Si l’une des priorités de la garde des Sceaux, Nicole Belloubet, est la création du portail « justice.fr », permettant de numériser l’administration judiciaire, l’autre grand chantier semble être celui d’une refonte de la carte judiciaire pour coller au mieux à la nouvelle distribution des régions.
Mais « pas de réforme sans concertation », assure Nicole Belloubet, qui a missionné Dominique Raimbourg et Philippe Houillon, anciens présidents de la commission des lois de l’Assemblée nationale, pour « recueillir l’avis de l’ensemble des parties prenantes, professionnels du droit, magistrats et fonctionnaires, parlementaires et élus locaux, sur les principes qui doivent sous-tendre l’organisation judiciaire et proposer différentes options pour l’organisation de la justice de demain ».
Un sujet épidermique
Les travaux de cette mission n’ont pas encore débuté que le chantier suscite déjà des controverses. Il faut dire que le sujet est épidermique depuis la première grande réforme menée en 1958 par Michel Debré, au terme de laquelle près de 3 000 justices de paix furent transformées en tribunaux d’instance et de grande instance répartis dans les départements en fonction de leur niveau de population.
Plus récemment, en 2007, la réforme de la carte judiciaire de Rachida Dati avait, quant à elle, supprimé une juridiction sur quatre. Un traumatisme toujours présent dix ans plus tard chez les professionnels judiciaires qui redoutent que l’actuel ministère de la Justice applique les préconisations de la Cour des comptes, laquelle avait appelé, dans un rapport de 2015, à réduire le nombre de cours d’appel pour n’en maintenir qu’une par région.
Une option qui menacerait, entre autres, les cours de Pau, Poitiers, Riom ou Metz. Déjà pointée du doigt en 2007, cette dernière, dont la particularité est d’avoir son ressort limité au seul département de la Moselle, craint de voir transférer son contentieux civil et commercial vers Nancy. Un non-sens juridique pour les avocats mosellans qui mettent en avant l’argument de la spécificité du droit local.
Sémantique choisie
Entendue par la commission des lois de l’Assemblée nationale le 18 octobre, Nicole Belloubet s’est voulue rassurante devant les représentants de la nation. « J’entends les inquiétudes des territoires et je ne vous mens pas en vous disant qu’il n’y aura pas de nouvelle carte judiciaire », énonçait-elle.
Mais la suite de son intervention a été plus déroutante : « Votre inquiétude, je l’entends mais je la trouve excessive. Si le droit se complexifie, il est bien normal qu’on réfléchisse à une réforme de notre organisation judiciaire. » Pas de nouvelle carte judiciaire, donc, mais une réforme de l’organisation judiciaire.

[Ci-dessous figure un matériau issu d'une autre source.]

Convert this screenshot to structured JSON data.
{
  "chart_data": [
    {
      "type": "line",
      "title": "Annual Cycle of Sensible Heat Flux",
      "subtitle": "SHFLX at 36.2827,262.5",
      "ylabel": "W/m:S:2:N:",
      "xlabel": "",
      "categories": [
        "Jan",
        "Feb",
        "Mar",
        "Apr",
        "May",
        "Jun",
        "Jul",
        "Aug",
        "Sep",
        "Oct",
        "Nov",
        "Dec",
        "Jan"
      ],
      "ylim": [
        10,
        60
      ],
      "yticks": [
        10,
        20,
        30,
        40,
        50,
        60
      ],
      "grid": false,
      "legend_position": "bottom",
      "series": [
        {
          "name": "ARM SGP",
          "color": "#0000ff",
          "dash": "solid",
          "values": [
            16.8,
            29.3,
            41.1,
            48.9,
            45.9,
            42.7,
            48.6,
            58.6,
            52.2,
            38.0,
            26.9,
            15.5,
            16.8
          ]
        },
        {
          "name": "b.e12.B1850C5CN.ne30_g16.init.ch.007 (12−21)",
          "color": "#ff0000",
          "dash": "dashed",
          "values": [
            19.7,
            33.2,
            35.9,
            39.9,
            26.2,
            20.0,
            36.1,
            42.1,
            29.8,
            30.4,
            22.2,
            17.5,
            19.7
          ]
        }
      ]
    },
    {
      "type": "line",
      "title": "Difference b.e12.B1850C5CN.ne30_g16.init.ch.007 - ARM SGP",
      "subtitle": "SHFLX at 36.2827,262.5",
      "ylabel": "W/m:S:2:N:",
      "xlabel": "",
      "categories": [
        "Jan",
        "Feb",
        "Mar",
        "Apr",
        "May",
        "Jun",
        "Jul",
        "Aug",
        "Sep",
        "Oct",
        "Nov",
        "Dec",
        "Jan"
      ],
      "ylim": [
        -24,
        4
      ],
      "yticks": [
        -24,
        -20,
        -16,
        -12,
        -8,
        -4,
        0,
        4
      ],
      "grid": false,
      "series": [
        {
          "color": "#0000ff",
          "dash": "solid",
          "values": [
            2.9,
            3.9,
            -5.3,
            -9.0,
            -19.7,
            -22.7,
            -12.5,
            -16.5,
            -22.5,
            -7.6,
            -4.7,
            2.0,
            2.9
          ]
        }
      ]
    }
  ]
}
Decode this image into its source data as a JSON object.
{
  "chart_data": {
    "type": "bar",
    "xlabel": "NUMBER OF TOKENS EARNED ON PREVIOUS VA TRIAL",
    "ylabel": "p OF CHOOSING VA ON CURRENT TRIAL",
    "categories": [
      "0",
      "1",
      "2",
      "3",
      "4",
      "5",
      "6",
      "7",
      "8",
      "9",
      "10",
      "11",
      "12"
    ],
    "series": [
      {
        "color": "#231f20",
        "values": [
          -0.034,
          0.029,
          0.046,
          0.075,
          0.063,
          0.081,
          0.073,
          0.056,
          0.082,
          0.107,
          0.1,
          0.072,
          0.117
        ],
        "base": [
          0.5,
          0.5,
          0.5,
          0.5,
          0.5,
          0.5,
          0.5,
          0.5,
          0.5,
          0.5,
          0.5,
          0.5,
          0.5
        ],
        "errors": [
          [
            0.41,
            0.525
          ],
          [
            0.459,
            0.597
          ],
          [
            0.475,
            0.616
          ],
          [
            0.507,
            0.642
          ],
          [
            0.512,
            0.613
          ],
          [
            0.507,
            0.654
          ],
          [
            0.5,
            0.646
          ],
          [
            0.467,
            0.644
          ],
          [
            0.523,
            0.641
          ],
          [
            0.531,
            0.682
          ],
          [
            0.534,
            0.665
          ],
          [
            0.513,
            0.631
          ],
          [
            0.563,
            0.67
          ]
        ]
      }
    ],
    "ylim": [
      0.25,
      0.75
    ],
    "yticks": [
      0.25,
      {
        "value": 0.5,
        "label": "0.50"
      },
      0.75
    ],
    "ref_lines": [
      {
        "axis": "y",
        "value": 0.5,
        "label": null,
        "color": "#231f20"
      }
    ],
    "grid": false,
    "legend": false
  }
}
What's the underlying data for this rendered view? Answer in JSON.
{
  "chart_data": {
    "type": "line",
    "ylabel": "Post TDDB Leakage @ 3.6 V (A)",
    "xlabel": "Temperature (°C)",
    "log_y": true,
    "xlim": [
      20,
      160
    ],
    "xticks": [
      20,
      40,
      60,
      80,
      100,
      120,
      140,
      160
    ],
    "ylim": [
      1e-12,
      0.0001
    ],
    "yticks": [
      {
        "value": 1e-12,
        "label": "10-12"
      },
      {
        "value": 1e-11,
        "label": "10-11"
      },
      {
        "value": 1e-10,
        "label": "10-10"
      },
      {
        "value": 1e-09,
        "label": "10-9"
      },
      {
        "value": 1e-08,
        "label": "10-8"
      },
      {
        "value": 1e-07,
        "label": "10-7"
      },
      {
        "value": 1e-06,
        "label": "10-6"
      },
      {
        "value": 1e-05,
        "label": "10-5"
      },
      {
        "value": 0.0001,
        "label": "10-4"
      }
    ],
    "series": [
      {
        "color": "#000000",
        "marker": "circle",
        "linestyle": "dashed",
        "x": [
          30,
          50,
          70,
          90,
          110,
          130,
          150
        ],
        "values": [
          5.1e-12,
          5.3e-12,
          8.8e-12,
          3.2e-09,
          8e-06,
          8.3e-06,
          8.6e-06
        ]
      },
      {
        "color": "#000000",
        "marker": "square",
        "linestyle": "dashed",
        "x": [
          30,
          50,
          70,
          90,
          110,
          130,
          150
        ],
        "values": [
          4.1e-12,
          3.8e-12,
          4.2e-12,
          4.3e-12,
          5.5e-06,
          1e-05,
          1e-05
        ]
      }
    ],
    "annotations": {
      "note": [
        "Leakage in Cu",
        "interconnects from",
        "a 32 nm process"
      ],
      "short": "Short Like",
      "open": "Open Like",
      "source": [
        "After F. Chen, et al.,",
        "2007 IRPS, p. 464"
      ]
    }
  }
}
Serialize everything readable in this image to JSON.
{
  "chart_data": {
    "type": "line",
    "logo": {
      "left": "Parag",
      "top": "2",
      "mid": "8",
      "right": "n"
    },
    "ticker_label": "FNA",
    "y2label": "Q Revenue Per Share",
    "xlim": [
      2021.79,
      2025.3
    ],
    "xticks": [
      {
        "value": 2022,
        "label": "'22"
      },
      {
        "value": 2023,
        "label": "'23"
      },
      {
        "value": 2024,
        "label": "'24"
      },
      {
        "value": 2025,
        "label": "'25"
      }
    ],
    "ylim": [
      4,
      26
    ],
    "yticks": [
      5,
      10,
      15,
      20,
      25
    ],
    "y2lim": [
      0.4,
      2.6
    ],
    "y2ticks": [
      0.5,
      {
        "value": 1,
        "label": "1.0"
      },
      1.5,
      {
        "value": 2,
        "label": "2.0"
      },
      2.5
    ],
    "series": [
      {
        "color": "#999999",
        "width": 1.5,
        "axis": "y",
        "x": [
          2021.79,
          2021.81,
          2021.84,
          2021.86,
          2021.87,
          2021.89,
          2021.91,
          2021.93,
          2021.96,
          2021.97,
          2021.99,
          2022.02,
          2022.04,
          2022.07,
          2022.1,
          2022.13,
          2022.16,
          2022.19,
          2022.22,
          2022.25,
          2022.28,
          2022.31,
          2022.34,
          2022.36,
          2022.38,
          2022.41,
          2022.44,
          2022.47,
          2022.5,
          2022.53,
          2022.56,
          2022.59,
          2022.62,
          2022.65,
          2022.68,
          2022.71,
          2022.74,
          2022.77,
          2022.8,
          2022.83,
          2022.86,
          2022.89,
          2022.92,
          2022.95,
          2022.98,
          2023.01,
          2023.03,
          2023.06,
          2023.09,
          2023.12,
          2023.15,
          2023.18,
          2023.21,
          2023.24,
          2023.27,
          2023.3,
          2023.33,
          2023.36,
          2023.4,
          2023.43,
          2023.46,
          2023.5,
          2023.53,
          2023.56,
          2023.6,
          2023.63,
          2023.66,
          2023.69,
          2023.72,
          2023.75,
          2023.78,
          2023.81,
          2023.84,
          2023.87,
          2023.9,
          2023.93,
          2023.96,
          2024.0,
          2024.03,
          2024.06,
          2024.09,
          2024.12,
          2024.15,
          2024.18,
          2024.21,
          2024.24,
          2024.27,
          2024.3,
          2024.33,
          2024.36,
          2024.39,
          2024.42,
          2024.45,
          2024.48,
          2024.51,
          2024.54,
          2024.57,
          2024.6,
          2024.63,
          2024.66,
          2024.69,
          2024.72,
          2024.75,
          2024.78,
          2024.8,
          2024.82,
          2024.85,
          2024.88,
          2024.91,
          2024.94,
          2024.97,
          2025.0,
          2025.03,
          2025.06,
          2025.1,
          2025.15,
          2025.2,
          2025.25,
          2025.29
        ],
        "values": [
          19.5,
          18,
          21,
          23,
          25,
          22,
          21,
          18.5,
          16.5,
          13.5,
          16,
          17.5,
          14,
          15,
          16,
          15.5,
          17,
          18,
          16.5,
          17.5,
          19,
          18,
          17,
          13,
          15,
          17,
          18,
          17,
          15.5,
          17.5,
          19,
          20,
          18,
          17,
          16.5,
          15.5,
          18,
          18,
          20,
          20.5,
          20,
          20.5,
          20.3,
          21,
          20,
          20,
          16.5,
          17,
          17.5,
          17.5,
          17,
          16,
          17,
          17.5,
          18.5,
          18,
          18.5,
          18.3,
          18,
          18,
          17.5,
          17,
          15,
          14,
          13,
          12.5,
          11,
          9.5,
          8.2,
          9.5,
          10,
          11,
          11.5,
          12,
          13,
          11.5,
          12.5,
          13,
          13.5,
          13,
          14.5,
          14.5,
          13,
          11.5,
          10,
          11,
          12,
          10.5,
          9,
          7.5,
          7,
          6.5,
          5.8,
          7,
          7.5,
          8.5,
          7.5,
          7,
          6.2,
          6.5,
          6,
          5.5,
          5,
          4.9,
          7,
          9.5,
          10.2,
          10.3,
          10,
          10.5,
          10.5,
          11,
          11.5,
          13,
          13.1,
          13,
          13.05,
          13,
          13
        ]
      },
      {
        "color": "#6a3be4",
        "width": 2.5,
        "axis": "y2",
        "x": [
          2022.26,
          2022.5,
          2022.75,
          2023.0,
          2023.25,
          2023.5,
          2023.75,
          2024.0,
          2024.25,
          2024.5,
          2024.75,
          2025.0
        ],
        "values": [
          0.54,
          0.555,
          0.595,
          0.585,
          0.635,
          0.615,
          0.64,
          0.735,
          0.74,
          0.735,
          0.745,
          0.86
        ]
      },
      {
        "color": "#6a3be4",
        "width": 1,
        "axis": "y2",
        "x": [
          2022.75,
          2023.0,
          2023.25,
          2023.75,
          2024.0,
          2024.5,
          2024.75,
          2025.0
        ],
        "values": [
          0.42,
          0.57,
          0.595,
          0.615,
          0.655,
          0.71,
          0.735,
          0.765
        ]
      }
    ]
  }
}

Une subtilité sémantique qui, à en écouter la ministre, permettra de maintenir le maillage des lieux de justice tout en se posant la question de la cohérence des cartes judiciaire et administrative. « Je m’interroge sur l’incohérence actuelle des deux cartes parce qu’elle induit celle des politiques publiques », a expliqué la ministre, qui a conclu son audition en affirmant qu’en la matière, « le statu quo n’est pas la solution ».